There is no information on the use of this product in pregnant women, so routine immunization of newborns with hepatitis B vaccine should still be performed.

Effects on driving and ability to operate machinery : There are no studies on the effects of lamivudine on the ability to drive or operate machinery. Also, the results of pharmacologic studies of the drug do not accurately predict that lamivudine has adverse effects on these activities.

Medication for Pregnant and Nursing Women

Pregnancy : The safety of this product in pregnant women has not been established. Reproduction studies in animals have shown it to be non-teratogenic and to have no effect on the fertility of females or males. When administered to pregnant rabbits at doses equivalent to human therapeutic doses, it can increase the chance of early embryonic death. Lamivudine can cross the placenta by passive transport, and serum drug concentrations in newborn animals are similar to those in the mother and umbilical cord.

There is no information on the use of this product in pregnant women, so pregnancy is contraindicated while taking the drug.

Women who become pregnant inadvertently while using lamivudine must consider the possibility of recurrence of hepatitis after discontinuation of lamivudine therapy, and the pros and cons of terminating the pregnancy must be weighed and discussed with the patient and her family.

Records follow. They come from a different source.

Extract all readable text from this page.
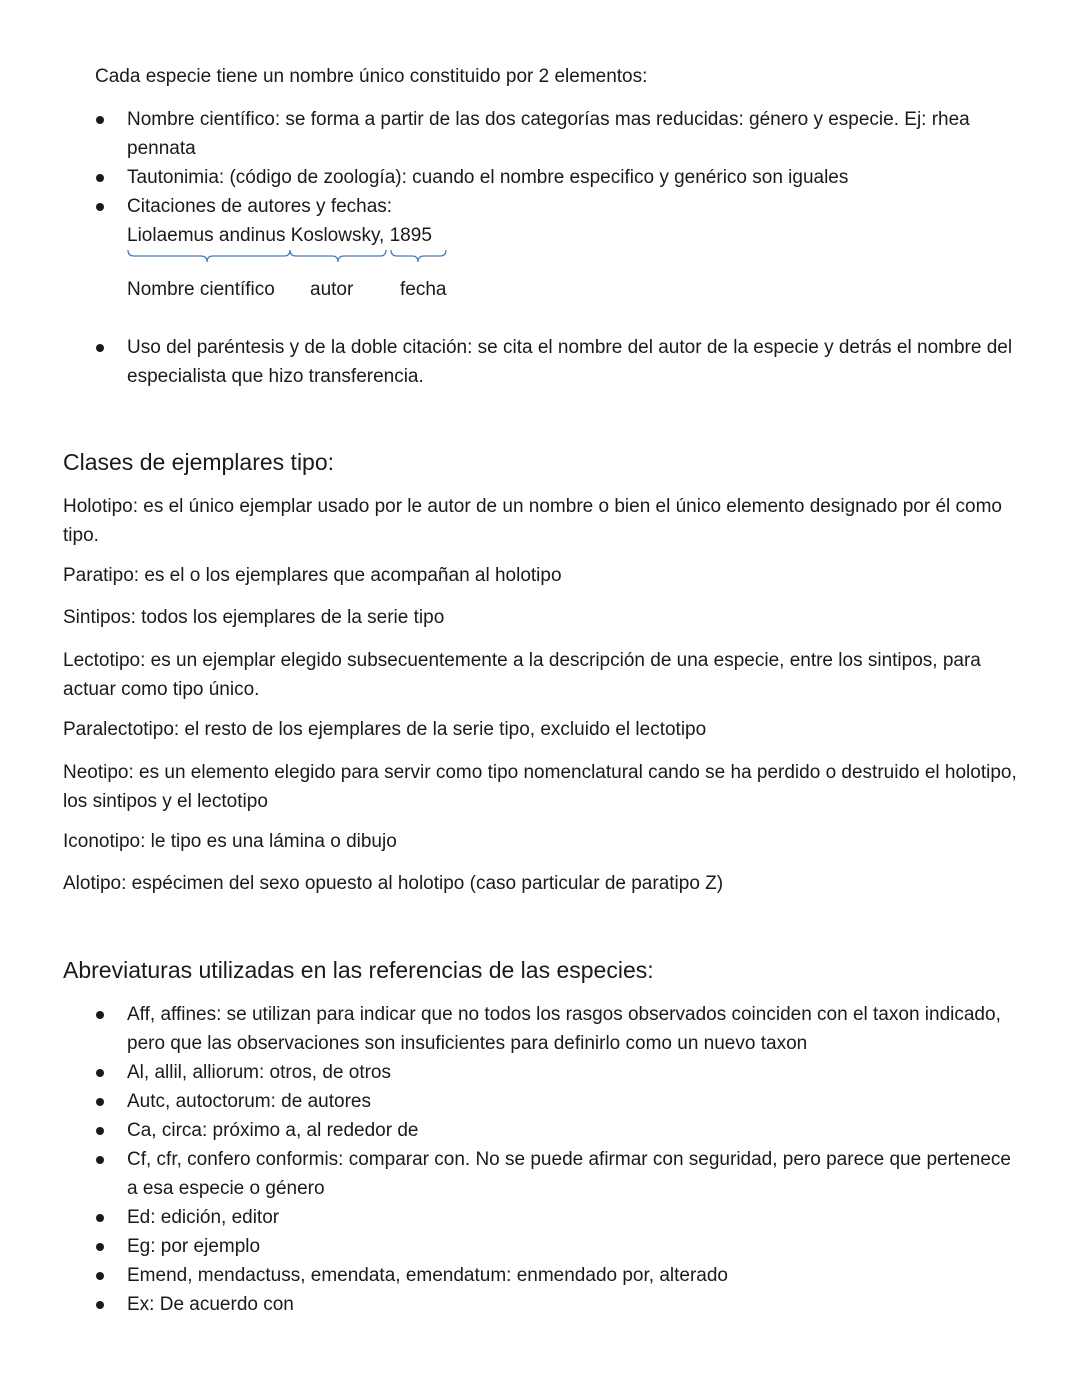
Cada especie tiene un nombre único constituido por 2 elementos:

Nombre científico: se forma a partir de las dos categorías mas reducidas: género y especie. Ej: rhea pennata
Tautonimia: (código de zoología): cuando el nombre especifico y genérico son iguales
Citaciones de autores y fechas:
Liolaemus andinus Koslowsky, 1895
Nombre científico autor fecha
Uso del paréntesis y de la doble citación: se cita el nombre del autor de la especie y detrás el nombre del especialista que hizo transferencia.
Clases de ejemplares tipo:

Holotipo: es el único ejemplar usado por le autor de un nombre o bien el único elemento designado por él como tipo.

Paratipo: es el o los ejemplares que acompañan al holotipo

Sintipos: todos los ejemplares de la serie tipo

Lectotipo: es un ejemplar elegido subsecuentemente a la descripción de una especie, entre los sintipos, para actuar como tipo único.

Paralectotipo: el resto de los ejemplares de la serie tipo, excluido el lectotipo

Neotipo: es un elemento elegido para servir como tipo nomenclatural cando se ha perdido o destruido el holotipo, los sintipos y el lectotipo

Iconotipo: le tipo es una lámina o dibujo

Alotipo: espécimen del sexo opuesto al holotipo (caso particular de paratipo Z)

Abreviaturas utilizadas en las referencias de las especies:
Aff, affines: se utilizan para indicar que no todos los rasgos observados coinciden con el taxon indicado, pero que las observaciones son insuficientes para definirlo como un nuevo taxon
Al, allil, alliorum: otros, de otros
Autc, autoctorum: de autores
Ca, circa: próximo a, al rededor de
Cf, cfr, confero conformis: comparar con. No se puede afirmar con seguridad, pero parece que pertenece a esa especie o género
Ed: edición, editor
Eg: por ejemplo
Emend, mendactuss, emendata, emendatum: enmendado por, alterado
Ex: De acuerdo con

Breastfeeding : Following oral administration, lamivudine concentrations in breast milk are similar to those in plasma (range 1-8 mg/mL (4.4-34.9 mmol/L), so women taking the drug are advised not to breastfeed their infants.

Children's Use

Data on the use of lamivudine in children are not available in China.

Drug Use in Elderly Patients

See Adult Dosage.

Drug Interactions

The incidence of potential interactions with other drug metabolites is low due to the low drug metabolism and plasma protein binding of this product and its renal clearance primarily as the drug prototype.

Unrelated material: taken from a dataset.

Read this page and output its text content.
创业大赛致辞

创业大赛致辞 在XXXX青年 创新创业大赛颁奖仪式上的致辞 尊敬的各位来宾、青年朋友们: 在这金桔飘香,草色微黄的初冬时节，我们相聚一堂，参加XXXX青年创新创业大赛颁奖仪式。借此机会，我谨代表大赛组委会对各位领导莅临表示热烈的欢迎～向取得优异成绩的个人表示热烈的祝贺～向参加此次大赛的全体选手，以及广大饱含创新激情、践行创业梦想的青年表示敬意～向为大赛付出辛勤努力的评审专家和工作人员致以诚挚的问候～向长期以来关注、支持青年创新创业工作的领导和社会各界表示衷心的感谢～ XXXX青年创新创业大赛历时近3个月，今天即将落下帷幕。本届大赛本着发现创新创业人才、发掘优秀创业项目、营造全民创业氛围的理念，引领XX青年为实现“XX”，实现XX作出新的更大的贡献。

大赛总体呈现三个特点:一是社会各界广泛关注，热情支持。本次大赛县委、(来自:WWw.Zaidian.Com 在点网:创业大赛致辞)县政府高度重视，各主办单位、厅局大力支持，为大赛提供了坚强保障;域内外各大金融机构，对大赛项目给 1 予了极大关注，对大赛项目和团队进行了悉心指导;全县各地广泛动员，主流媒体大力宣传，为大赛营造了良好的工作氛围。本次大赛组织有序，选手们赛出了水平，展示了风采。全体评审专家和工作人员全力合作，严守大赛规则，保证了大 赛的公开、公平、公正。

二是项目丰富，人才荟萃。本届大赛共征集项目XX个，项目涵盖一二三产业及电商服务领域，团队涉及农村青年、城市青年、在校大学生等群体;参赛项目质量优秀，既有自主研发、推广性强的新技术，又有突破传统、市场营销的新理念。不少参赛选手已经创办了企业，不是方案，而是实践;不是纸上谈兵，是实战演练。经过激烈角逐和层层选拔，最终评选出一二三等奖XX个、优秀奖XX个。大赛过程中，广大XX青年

Lamivudine is cleared primarily as an active organic cation. Interactions should be considered when used concomitantly with drugs with the same mechanism of excretion, especially when the primary route of clearance of the drug is active renal secretion via the organic cation transport system (e.g., trimethoprim). Some of the other drugs cleared by this mechanism (e.g., ranitidine, cimetidine) have been studied and shown not to interact with lamivudine.

Drugs that are eliminated primarily as reactive organic anions or by glomerular filtration do not interact with lamivudine in a clinically significant manner.

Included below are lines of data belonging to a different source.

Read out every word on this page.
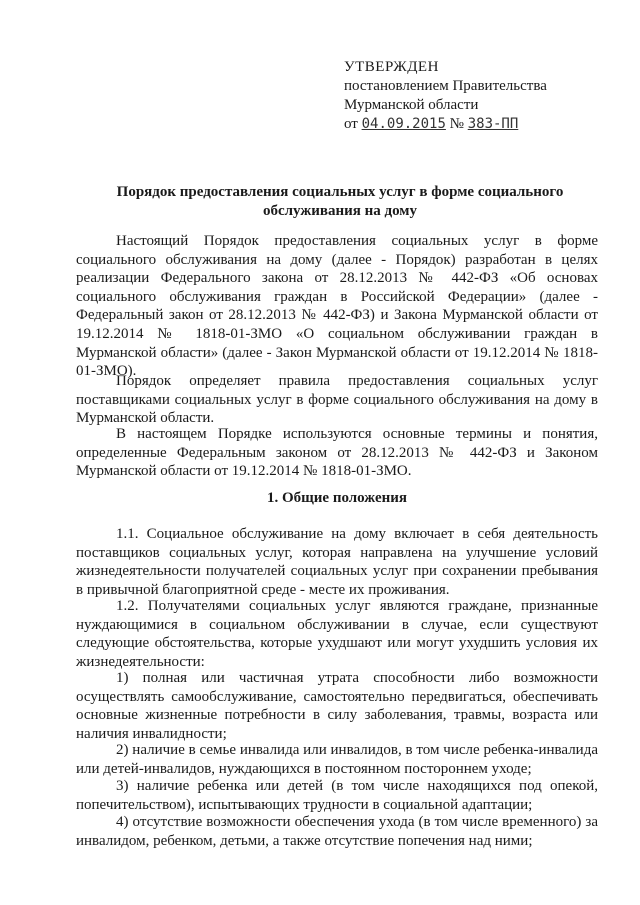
УТВЕРЖДЕН
постановлением Правительства
Мурманской области
от 04.09.2015 № 383-ПП
Порядок предоставления социальных услуг в форме социального
обслуживания на дому

Настоящий Порядок предоставления социальных услуг в форме социального обслуживания на дому (далее - Порядок) разработан в целях реализации Федерального закона от 28.12.2013 № 442-ФЗ «Об основах социального обслуживания граждан в Российской Федерации» (далее - Федеральный закон от 28.12.2013 № 442-ФЗ) и Закона Мурманской области от 19.12.2014 № 1818-01-ЗМО «О социальном обслуживании граждан в Мурманской области» (далее - Закон Мурманской области от 19.12.2014 № 1818-01-ЗМО).

Порядок определяет правила предоставления социальных услуг поставщиками социальных услуг в форме социального обслуживания на дому в Мурманской области.

В настоящем Порядке используются основные термины и понятия, определенные Федеральным законом от 28.12.2013 № 442-ФЗ и Законом Мурманской области от 19.12.2014 № 1818-01-ЗМО.

1. Общие положения

1.1. Социальное обслуживание на дому включает в себя деятельность поставщиков социальных услуг, которая направлена на улучшение условий жизнедеятельности получателей социальных услуг при сохранении пребывания в привычной благоприятной среде - месте их проживания.

1.2. Получателями социальных услуг являются граждане, признанные нуждающимися в социальном обслуживании в случае, если существуют следующие обстоятельства, которые ухудшают или могут ухудшить условия их жизнедеятельности:

1) полная или частичная утрата способности либо возможности осуществлять самообслуживание, самостоятельно передвигаться, обеспечивать основные жизненные потребности в силу заболевания, травмы, возраста или наличия инвалидности;

2) наличие в семье инвалида или инвалидов, в том числе ребенка-инвалида или детей-инвалидов, нуждающихся в постоянном постороннем уходе;

3) наличие ребенка или детей (в том числе находящихся под опекой, попечительством), испытывающих трудности в социальной адаптации;

4) отсутствие возможности обеспечения ухода (в том числе временного) за инвалидом, ребенком, детьми, а также отсутствие попечения над ними;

Lamivudine exposure was increased by 40% when administered concomitantly with trimethoprim (160 mg)/sulfamethoxazole (800 mg). However, lamivudine did not affect the pharmacokinetic properties of trimethoprim/sulfamethoxazole. Therefore, no dose adjustment of lamivudine is necessary unless the patient has renal impairment.

When lamivudine was administered concomitantly with zidovudine, a modest increase in zidovudine's Cmax of approximately 28% was observed, but there was no significant change in systemic bioavailability (area under the drug-time curve AUC). Zidovudine did not affect the pharmacokinetic properties of lamivudine.

No pharmacokinetic interactions were observed with concomitant use of lamivudine and alpha-interferon; no clinically significant adverse interactions between lamivudine and commonly used immunosuppressive agents (e.g., cyclosporine A) have been observed. However, this has not been formally studied.

When lamivudine and zalcitabine (zalcitabine) are used concomitantly, lamivudine may inhibit intracellular phosphorylation of the latter. Therefore, it is recommended that these two drugs should not be used at the same time.

Drug Overdose

In the limited information available on acute overdoses in humans, no deaths have occurred and patients have recovered. No specific signs or symptoms were seen after overdose.

While there are no studies on this subject, if an overdose occurs, monitor the patient and give routine supportive care as required. Because lamivudine is cleared by dialysis, continuous hemodialysis may be used for treatment when an overdose occurs and clinical signs or symptoms are present.